The role of the claims adjudicator: Supporting recovery through informed engagement
Claims adjudicators are not (usually) clinicians, nor are they responsible for prescribing treatment. Their role is to assess claims fairly, manage them responsibly, and ensure that decisions are grounded in accurate, complete information, with a strong management plan. Within that remit, claims adjudicators still play a meaningful role in shaping the customer’s experience and supporting their recovery, especially when secondary gain is suspected.
The initial conversation with a customer is more than a procedural step; it is a strategic opportunity. It sets the tone, builds trust, and helps clarify expectations. When conducted with empathy and curiosity, it can uncover subtle barriers to recovery and create space for collaborative problem solving.
When signs of secondary gain emerge – such as ambivalence about treatment, avoidance of activity, or inconsistent presentation – the claims adjudicator’s role is not to confront; rather, it is to explore, seek clarification, consult with treating providers, and ensure that the claim is managed with a full understanding of the customer’s situation. Motivational interviewing techniques can help claims adjudicators explore ambivalence respectfully. Questions that invite reflection like “What do you think would change if things started to improve?” or “What’s been holding you back from trying [activity]?” can prompt reflection and open the door to more productive conversations.

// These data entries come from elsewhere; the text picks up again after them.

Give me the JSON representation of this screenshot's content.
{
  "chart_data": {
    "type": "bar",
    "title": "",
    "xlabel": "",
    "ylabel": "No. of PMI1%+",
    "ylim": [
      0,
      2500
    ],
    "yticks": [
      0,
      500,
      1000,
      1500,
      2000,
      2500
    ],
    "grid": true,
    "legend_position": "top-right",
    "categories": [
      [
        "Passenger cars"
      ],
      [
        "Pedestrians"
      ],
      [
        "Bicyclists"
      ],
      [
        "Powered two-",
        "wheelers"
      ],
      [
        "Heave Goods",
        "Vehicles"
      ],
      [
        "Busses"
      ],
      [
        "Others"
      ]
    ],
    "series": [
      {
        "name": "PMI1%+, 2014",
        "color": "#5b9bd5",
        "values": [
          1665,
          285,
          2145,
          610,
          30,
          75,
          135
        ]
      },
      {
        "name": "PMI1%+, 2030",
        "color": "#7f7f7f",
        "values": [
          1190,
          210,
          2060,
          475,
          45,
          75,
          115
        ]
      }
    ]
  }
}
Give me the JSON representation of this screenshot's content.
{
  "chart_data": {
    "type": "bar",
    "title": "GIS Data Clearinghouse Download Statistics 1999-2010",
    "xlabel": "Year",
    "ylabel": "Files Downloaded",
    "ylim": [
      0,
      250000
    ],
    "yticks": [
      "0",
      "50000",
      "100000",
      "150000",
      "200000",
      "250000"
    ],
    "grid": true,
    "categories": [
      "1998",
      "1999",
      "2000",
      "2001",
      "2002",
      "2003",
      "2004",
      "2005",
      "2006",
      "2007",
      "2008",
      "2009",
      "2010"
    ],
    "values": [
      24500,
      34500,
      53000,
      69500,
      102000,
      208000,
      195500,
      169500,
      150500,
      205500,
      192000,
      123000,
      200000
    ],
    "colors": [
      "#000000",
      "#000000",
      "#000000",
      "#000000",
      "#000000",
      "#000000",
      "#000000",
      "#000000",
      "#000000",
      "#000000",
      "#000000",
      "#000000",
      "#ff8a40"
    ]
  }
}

In some cases, claims adjudicators may also need to consider the influence of family dynamics. When well-meaning relatives assume responsibilities or discourage activity, they may be unintentionally reinforcing dependency and hindering recovery. Including them in rehabilitation planning, when appropriate and guided by the treating provider, can help shift the focus from protection to empowerment.
A tale of two claims
Long-term mental health claims that appear static on the surface can present some of the greatest opportunities, or challenges, for intervention. Consider the following two scenarios.
Scenario 1:
In one scenario, a claim has remained unchanged for several years. Monthly reports show no variation in symptoms, treatment has not evolved, and there is no specialist input. The clinical presentation is repetitive, and the recovery trajectory has stalled. In response, the claims adjudicator initiates a comprehensive reassessment. Rather than accepting the status quo, they review the full history of the claim, identify gaps in care, and collaborate with the treating medical provider to explore treatment optimization. This includes referrals for specialist input, adjustments to medication, and the introduction of structured psychological support. A graduated activity program is also implemented to rebuild functional capacity and confidence.

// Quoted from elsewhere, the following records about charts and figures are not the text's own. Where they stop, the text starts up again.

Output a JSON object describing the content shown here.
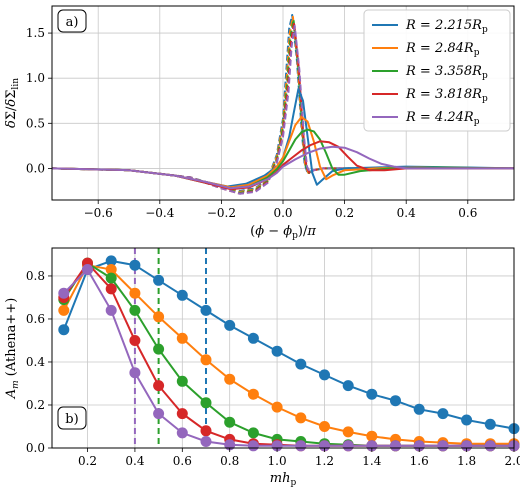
{
  "chart_data": [
    {
      "type": "line",
      "panel_label": "a)",
      "xlabel": "(ϕ − ϕp)/π",
      "ylabel": "δΣ/δΣlin",
      "xlim": [
        -0.75,
        0.75
      ],
      "ylim": [
        -0.35,
        1.8
      ],
      "xticks": [
        -0.6,
        -0.4,
        -0.2,
        0.0,
        0.2,
        0.4,
        0.6
      ],
      "xtick_labels": [
        "−0.6",
        "−0.4",
        "−0.2",
        "0.0",
        "0.2",
        "0.4",
        "0.6"
      ],
      "yticks": [
        0.0,
        0.5,
        1.0,
        1.5
      ],
      "ytick_labels": [
        "0.0",
        "0.5",
        "1.0",
        "1.5"
      ],
      "grid": true,
      "legend_position": "top-right",
      "line_styles": [
        "solid",
        "dashed"
      ],
      "series": [
        {
          "name": "R = 2.215Rp",
          "color": "#1f77b4",
          "solid": {
            "x": [
              -0.75,
              -0.5,
              -0.35,
              -0.25,
              -0.18,
              -0.12,
              -0.06,
              -0.02,
              0.0,
              0.02,
              0.035,
              0.05,
              0.065,
              0.08,
              0.095,
              0.11,
              0.13,
              0.16,
              0.2,
              0.3,
              0.4,
              0.6,
              0.75
            ],
            "y": [
              0.0,
              -0.02,
              -0.08,
              -0.15,
              -0.2,
              -0.17,
              -0.08,
              0.02,
              0.12,
              0.35,
              0.62,
              0.88,
              0.75,
              0.35,
              -0.05,
              -0.18,
              -0.12,
              -0.03,
              0.0,
              0.01,
              0.02,
              0.01,
              0.0
            ]
          },
          "dashed": {
            "x": [
              -0.75,
              -0.5,
              -0.3,
              -0.2,
              -0.14,
              -0.09,
              -0.05,
              -0.02,
              0.0,
              0.01,
              0.02,
              0.03,
              0.045,
              0.06,
              0.07,
              0.08,
              0.1,
              0.13,
              0.2,
              0.4,
              0.75
            ],
            "y": [
              0.0,
              -0.02,
              -0.1,
              -0.2,
              -0.25,
              -0.22,
              -0.12,
              0.15,
              0.55,
              1.05,
              1.55,
              1.7,
              1.2,
              0.45,
              0.05,
              -0.05,
              -0.02,
              0.0,
              0.0,
              0.0,
              0.0
            ]
          }
        },
        {
          "name": "R = 2.84Rp",
          "color": "#ff7f0e",
          "solid": {
            "x": [
              -0.75,
              -0.5,
              -0.35,
              -0.25,
              -0.17,
              -0.11,
              -0.05,
              -0.02,
              0.0,
              0.02,
              0.04,
              0.06,
              0.08,
              0.1,
              0.12,
              0.14,
              0.16,
              0.2,
              0.3,
              0.45,
              0.75
            ],
            "y": [
              0.0,
              -0.02,
              -0.08,
              -0.15,
              -0.21,
              -0.18,
              -0.08,
              0.02,
              0.12,
              0.3,
              0.48,
              0.57,
              0.52,
              0.3,
              0.02,
              -0.12,
              -0.08,
              -0.02,
              0.0,
              0.01,
              0.0
            ]
          },
          "dashed": {
            "x": [
              -0.75,
              -0.5,
              -0.3,
              -0.2,
              -0.14,
              -0.09,
              -0.05,
              -0.02,
              0.0,
              0.012,
              0.022,
              0.032,
              0.047,
              0.062,
              0.072,
              0.082,
              0.1,
              0.13,
              0.2,
              0.4,
              0.75
            ],
            "y": [
              0.0,
              -0.02,
              -0.1,
              -0.21,
              -0.26,
              -0.23,
              -0.13,
              0.13,
              0.5,
              1.0,
              1.5,
              1.68,
              1.18,
              0.42,
              0.04,
              -0.05,
              -0.02,
              0.0,
              0.0,
              0.0,
              0.0
            ]
          }
        },
        {
          "name": "R = 3.358Rp",
          "color": "#2ca02c",
          "solid": {
            "x": [
              -0.75,
              -0.5,
              -0.35,
              -0.25,
              -0.17,
              -0.11,
              -0.05,
              -0.02,
              0.0,
              0.02,
              0.04,
              0.06,
              0.08,
              0.1,
              0.12,
              0.14,
              0.16,
              0.18,
              0.2,
              0.25,
              0.35,
              0.5,
              0.75
            ],
            "y": [
              0.0,
              -0.02,
              -0.08,
              -0.16,
              -0.22,
              -0.2,
              -0.1,
              -0.01,
              0.08,
              0.2,
              0.32,
              0.4,
              0.43,
              0.41,
              0.32,
              0.17,
              0.0,
              -0.07,
              -0.07,
              -0.03,
              0.0,
              0.01,
              0.0
            ]
          },
          "dashed": {
            "x": [
              -0.75,
              -0.5,
              -0.3,
              -0.2,
              -0.14,
              -0.09,
              -0.05,
              -0.02,
              0.0,
              0.014,
              0.024,
              0.034,
              0.049,
              0.064,
              0.074,
              0.084,
              0.1,
              0.13,
              0.2,
              0.4,
              0.75
            ],
            "y": [
              0.0,
              -0.02,
              -0.1,
              -0.22,
              -0.27,
              -0.24,
              -0.14,
              0.1,
              0.45,
              0.95,
              1.45,
              1.65,
              1.15,
              0.4,
              0.03,
              -0.05,
              -0.02,
              0.0,
              0.0,
              0.0,
              0.0
            ]
          }
        },
        {
          "name": "R = 3.818Rp",
          "color": "#d62728",
          "solid": {
            "x": [
              -0.75,
              -0.5,
              -0.35,
              -0.25,
              -0.17,
              -0.11,
              -0.05,
              -0.02,
              0.0,
              0.03,
              0.06,
              0.09,
              0.12,
              0.15,
              0.18,
              0.21,
              0.24,
              0.28,
              0.33,
              0.4,
              0.5,
              0.75
            ],
            "y": [
              0.0,
              -0.02,
              -0.08,
              -0.16,
              -0.23,
              -0.21,
              -0.12,
              -0.04,
              0.04,
              0.12,
              0.2,
              0.26,
              0.3,
              0.29,
              0.24,
              0.13,
              0.03,
              -0.02,
              -0.02,
              0.0,
              0.0,
              0.0
            ]
          },
          "dashed": {
            "x": [
              -0.75,
              -0.5,
              -0.3,
              -0.2,
              -0.14,
              -0.09,
              -0.05,
              -0.02,
              0.0,
              0.016,
              0.026,
              0.036,
              0.051,
              0.066,
              0.076,
              0.086,
              0.1,
              0.13,
              0.2,
              0.4,
              0.75
            ],
            "y": [
              0.0,
              -0.02,
              -0.1,
              -0.22,
              -0.28,
              -0.25,
              -0.15,
              0.08,
              0.4,
              0.9,
              1.4,
              1.62,
              1.12,
              0.38,
              0.02,
              -0.05,
              -0.02,
              0.0,
              0.0,
              0.0,
              0.0
            ]
          }
        },
        {
          "name": "R = 4.24Rp",
          "color": "#9467bd",
          "solid": {
            "x": [
              -0.75,
              -0.5,
              -0.35,
              -0.25,
              -0.17,
              -0.11,
              -0.05,
              -0.02,
              0.0,
              0.04,
              0.08,
              0.12,
              0.16,
              0.2,
              0.24,
              0.28,
              0.32,
              0.36,
              0.4,
              0.5,
              0.75
            ],
            "y": [
              0.0,
              -0.02,
              -0.08,
              -0.15,
              -0.22,
              -0.2,
              -0.12,
              -0.05,
              0.02,
              0.1,
              0.17,
              0.22,
              0.24,
              0.23,
              0.18,
              0.11,
              0.05,
              0.02,
              0.0,
              0.0,
              0.0
            ]
          },
          "dashed": {
            "x": [
              -0.75,
              -0.5,
              -0.3,
              -0.2,
              -0.14,
              -0.09,
              -0.05,
              -0.02,
              0.0,
              0.018,
              0.028,
              0.038,
              0.053,
              0.068,
              0.078,
              0.088,
              0.1,
              0.13,
              0.2,
              0.4,
              0.75
            ],
            "y": [
              0.0,
              -0.02,
              -0.1,
              -0.22,
              -0.28,
              -0.26,
              -0.16,
              0.06,
              0.35,
              0.85,
              1.35,
              1.58,
              1.1,
              0.36,
              0.02,
              -0.05,
              -0.02,
              0.0,
              0.0,
              0.0,
              0.0
            ]
          }
        }
      ]
    },
    {
      "type": "line",
      "panel_label": "b)",
      "xlabel": "mhp",
      "ylabel": "Am (Athena++)",
      "xlim": [
        0.05,
        2.0
      ],
      "ylim": [
        0.0,
        0.93
      ],
      "xticks": [
        0.2,
        0.4,
        0.6,
        0.8,
        1.0,
        1.2,
        1.4,
        1.6,
        1.8,
        2.0
      ],
      "xtick_labels": [
        "0.2",
        "0.4",
        "0.6",
        "0.8",
        "1.0",
        "1.2",
        "1.4",
        "1.6",
        "1.8",
        "2.0"
      ],
      "yticks": [
        0.0,
        0.2,
        0.4,
        0.6,
        0.8
      ],
      "ytick_labels": [
        "0.0",
        "0.2",
        "0.4",
        "0.6",
        "0.8"
      ],
      "grid": true,
      "markers": true,
      "x": [
        0.1,
        0.2,
        0.3,
        0.4,
        0.5,
        0.6,
        0.7,
        0.8,
        0.9,
        1.0,
        1.1,
        1.2,
        1.3,
        1.4,
        1.5,
        1.6,
        1.7,
        1.8,
        1.9,
        2.0
      ],
      "series": [
        {
          "color": "#1f77b4",
          "values": [
            0.55,
            0.83,
            0.87,
            0.85,
            0.78,
            0.71,
            0.64,
            0.57,
            0.51,
            0.45,
            0.39,
            0.34,
            0.29,
            0.25,
            0.22,
            0.18,
            0.16,
            0.13,
            0.11,
            0.09
          ]
        },
        {
          "color": "#ff7f0e",
          "values": [
            0.64,
            0.85,
            0.83,
            0.72,
            0.61,
            0.51,
            0.41,
            0.32,
            0.25,
            0.19,
            0.14,
            0.1,
            0.075,
            0.055,
            0.04,
            0.03,
            0.025,
            0.02,
            0.02,
            0.02
          ]
        },
        {
          "color": "#2ca02c",
          "values": [
            0.69,
            0.86,
            0.79,
            0.64,
            0.46,
            0.31,
            0.21,
            0.12,
            0.07,
            0.04,
            0.03,
            0.02,
            0.015,
            0.01,
            0.01,
            0.01,
            0.01,
            0.01,
            0.01,
            0.01
          ]
        },
        {
          "color": "#d62728",
          "values": [
            0.7,
            0.86,
            0.74,
            0.5,
            0.29,
            0.16,
            0.08,
            0.04,
            0.02,
            0.015,
            0.01,
            0.01,
            0.01,
            0.01,
            0.01,
            0.01,
            0.01,
            0.01,
            0.01,
            0.01
          ]
        },
        {
          "color": "#9467bd",
          "values": [
            0.72,
            0.83,
            0.64,
            0.35,
            0.16,
            0.07,
            0.03,
            0.015,
            0.01,
            0.01,
            0.01,
            0.01,
            0.01,
            0.01,
            0.01,
            0.01,
            0.01,
            0.01,
            0.01,
            0.01
          ]
        }
      ],
      "vertical_lines": [
        {
          "x": 0.4,
          "color": "#9467bd",
          "style": "dashed"
        },
        {
          "x": 0.5,
          "color": "#2ca02c",
          "style": "dashed"
        },
        {
          "x": 0.7,
          "color": "#1f77b4",
          "style": "dashed"
        }
      ]
    }
  ]
}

Over time, the customer begins to engage more actively. Improvements in sleep, mood, and daily functioning emerge, and they eventually return to work on a part-time basis. The shift is not just clinical, it is psychological. The customer begins to see themselves not as permanently disabled, but as someone recovering from a complex set of previously unaddressed challenges.
Scenario 2:
In a contrasting scenario, a similar claim is approached with minimal engagement. The claims adjudicator attempts reactivation through respectful outreach, motivational interviewing, and voluntary specialist input. However, the customer remains disengaged, resistant to change, and firmly entrenched in the sick role. Despite multiple efforts, they decline further rehabilitation support.
Faced with this reality, the claims adjudicator adopts a hybrid strategy: maintaining low-touch contact, documenting all efforts, and keeping the door open for future engagement. While no immediate progress is made, the groundwork is laid for potential reactivation should circumstances shift.
These two outcomes highlight a critical truth: the claims adjudicator’s approach can shape the trajectory of a claim. Proactive, collaborative engagement may unlock recovery in cases that appear stagnant, while respectful persistence can preserve trust and readiness in those not yet prepared to move forward. This scenario reflects the complexity of mental health recovery and the importance of meeting customers where they are.
Conclusion: Moving forward
Secondary gain represents one of the most complex barriers to recovery because it touches on the customer’s fundamental relationship with their illness. Addressing it requires a blend of clinical insight, psychological sensitivity, and strategic case management. It means recognizing that resistance may stem from fear, not defiance; that recovery can feel threatening, not just hopeful; and that progress often begins with a single, supported step.
For claims adjudicators, this means working closely with treating providers, developing return-to-work strategies that acknowledge the customer’s fears, and ensuring that recovery does not come at the cost of losing all support. It means maintaining empathy while still advocating for appropriate treatment and functional progression.
Ultimately, understanding secondary gain is not about labelling or confronting; it is about seeing the whole person, not just the claim. Doing so can help create space for recovery to begin, even in the most complex of cases.